Unlike on our RTW trip this time, as homeowners, we will have somewhere to come back to. When we leave the water and electricity will be switched off and today Deirdre will walk around town arranging for payment holidays for the phone, internet and satellite TV. Should we be away from home longer than six months we will start paying bills for these services without using them. We could cancel the phone but it took nine months for the state monopoly Turk Telecom to hook us up initially so this idea is unthinkable.
Despite the disadvantages outlined above, all this makes plugging back into life when we get back home so much easier. Normal life begins again on putting our backpacks on top of the wardrobe while with work we can hit the ground running once the phone and internet are reconnected.

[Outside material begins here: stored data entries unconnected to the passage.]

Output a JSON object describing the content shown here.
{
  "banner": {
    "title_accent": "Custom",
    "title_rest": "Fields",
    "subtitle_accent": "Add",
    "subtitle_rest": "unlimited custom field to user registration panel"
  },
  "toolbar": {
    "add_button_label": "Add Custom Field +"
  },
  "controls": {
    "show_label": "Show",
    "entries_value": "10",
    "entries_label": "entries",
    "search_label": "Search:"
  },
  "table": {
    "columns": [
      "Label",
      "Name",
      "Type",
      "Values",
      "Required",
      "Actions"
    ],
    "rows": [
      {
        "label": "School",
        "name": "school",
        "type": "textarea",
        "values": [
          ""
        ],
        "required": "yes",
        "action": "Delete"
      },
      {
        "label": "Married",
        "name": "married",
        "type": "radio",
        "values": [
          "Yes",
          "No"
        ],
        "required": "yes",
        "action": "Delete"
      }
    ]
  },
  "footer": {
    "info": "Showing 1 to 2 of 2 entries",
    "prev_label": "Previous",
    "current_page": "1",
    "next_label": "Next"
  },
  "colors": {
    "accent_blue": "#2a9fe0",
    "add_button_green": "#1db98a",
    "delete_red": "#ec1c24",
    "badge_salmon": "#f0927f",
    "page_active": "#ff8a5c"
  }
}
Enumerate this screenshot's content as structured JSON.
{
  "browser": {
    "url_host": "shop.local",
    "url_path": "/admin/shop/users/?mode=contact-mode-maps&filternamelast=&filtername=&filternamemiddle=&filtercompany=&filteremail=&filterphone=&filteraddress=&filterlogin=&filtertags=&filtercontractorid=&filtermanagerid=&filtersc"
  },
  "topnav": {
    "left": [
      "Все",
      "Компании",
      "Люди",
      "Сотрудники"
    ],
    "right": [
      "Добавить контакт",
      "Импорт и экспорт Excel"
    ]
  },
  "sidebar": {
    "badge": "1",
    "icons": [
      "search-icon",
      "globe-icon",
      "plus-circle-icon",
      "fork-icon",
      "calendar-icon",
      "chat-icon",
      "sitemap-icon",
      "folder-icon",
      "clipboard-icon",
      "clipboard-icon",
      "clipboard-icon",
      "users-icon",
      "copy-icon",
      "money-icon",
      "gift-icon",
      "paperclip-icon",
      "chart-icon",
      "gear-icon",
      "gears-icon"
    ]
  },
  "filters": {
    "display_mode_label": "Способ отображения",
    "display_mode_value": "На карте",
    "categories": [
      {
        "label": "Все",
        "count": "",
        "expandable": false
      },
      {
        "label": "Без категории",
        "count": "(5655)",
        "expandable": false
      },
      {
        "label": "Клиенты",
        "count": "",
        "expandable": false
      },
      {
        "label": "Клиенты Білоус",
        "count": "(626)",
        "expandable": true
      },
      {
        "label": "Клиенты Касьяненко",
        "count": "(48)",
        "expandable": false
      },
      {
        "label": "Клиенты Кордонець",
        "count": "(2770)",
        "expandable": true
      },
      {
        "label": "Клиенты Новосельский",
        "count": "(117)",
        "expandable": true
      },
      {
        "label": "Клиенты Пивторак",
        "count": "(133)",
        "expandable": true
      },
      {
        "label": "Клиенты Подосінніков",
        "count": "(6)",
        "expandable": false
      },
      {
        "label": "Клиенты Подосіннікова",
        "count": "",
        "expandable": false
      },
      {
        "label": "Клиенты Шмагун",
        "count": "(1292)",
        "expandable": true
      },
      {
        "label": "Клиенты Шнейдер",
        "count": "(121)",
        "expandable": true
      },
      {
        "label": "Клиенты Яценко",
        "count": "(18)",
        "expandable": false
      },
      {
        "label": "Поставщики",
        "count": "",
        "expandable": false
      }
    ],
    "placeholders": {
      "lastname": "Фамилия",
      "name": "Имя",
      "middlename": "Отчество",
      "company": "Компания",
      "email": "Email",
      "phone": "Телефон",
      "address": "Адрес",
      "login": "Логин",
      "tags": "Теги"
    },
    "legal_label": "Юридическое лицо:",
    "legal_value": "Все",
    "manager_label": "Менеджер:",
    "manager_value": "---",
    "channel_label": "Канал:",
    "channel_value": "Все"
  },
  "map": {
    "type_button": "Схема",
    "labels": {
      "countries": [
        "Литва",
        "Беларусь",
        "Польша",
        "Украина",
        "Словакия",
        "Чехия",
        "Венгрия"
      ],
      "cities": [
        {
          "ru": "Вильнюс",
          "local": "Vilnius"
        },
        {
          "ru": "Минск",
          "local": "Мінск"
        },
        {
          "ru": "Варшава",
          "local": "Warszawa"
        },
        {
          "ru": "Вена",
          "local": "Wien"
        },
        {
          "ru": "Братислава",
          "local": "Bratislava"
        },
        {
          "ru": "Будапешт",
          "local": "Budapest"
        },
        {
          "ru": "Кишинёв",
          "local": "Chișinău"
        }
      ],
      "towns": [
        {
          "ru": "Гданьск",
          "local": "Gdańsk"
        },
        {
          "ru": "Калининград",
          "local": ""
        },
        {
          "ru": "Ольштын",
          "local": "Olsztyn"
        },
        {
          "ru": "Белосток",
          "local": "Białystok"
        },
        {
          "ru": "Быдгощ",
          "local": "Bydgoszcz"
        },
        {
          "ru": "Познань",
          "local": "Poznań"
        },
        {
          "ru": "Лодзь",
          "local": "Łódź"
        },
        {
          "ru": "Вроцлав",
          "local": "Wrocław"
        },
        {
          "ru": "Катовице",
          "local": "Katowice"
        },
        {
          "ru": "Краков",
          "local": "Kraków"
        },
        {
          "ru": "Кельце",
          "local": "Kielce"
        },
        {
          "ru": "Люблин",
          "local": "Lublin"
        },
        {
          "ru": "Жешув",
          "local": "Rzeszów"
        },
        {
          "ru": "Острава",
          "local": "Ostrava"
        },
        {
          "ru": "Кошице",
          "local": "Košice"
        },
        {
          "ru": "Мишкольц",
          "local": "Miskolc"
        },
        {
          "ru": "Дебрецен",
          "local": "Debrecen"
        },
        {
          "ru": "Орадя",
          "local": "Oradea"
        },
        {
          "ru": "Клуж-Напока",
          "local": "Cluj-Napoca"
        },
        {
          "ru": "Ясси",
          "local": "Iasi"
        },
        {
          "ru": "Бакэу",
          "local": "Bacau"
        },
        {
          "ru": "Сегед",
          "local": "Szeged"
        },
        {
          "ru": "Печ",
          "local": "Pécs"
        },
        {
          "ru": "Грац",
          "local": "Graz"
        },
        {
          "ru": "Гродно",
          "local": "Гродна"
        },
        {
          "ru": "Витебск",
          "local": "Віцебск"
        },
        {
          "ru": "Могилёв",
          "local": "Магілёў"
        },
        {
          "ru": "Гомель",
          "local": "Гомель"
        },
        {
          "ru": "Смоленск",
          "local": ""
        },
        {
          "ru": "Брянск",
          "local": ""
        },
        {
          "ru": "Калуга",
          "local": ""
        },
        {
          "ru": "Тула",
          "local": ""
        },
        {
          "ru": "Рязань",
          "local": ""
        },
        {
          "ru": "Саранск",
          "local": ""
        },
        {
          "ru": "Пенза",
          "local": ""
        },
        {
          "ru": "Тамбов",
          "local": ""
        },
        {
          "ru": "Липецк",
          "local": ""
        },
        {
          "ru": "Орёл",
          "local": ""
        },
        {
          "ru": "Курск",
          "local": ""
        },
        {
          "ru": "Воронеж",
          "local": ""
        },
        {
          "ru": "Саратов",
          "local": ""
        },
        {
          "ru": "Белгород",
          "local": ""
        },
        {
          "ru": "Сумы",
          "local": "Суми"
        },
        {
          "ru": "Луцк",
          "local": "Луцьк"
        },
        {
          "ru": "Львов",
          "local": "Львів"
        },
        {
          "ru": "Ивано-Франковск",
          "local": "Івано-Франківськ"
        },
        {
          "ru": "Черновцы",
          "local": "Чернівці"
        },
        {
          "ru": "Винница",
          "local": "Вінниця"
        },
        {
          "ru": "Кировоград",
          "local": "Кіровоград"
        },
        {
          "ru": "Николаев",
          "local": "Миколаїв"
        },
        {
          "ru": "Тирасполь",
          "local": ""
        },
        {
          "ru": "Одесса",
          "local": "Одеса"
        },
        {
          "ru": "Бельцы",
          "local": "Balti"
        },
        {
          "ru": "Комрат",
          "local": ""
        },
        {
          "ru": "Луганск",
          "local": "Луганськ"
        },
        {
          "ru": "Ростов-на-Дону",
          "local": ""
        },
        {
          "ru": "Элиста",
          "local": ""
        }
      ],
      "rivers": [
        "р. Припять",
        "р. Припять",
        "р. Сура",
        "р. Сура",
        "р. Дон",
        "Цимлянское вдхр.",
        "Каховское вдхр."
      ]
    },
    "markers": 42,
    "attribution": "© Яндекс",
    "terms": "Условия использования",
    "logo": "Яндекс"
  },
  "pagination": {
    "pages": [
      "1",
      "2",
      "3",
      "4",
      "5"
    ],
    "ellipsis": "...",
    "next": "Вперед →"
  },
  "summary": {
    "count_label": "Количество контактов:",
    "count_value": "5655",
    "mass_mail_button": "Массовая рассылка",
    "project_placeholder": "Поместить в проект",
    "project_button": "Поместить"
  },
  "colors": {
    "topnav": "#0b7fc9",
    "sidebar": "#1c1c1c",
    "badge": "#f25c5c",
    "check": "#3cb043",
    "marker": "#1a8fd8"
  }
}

Ten years ago, on returning from a year on the road we crashed with our families. While we were away they had looked after our possessions and the repercussions of staying too long while trying to find a new place to live are still felt in some of our family relationships today.
Overall we were probably better organised ten years ago then we are today. With two days to go until we fly to Istanbul and then onward to Bangkok there is still so much left to do but experience has taught us that plenty of things can be left until even beyond the last minute. As long as it isn’t our passports or bank cards, anything forgotten will at most be an inconvenience rather than a disaster.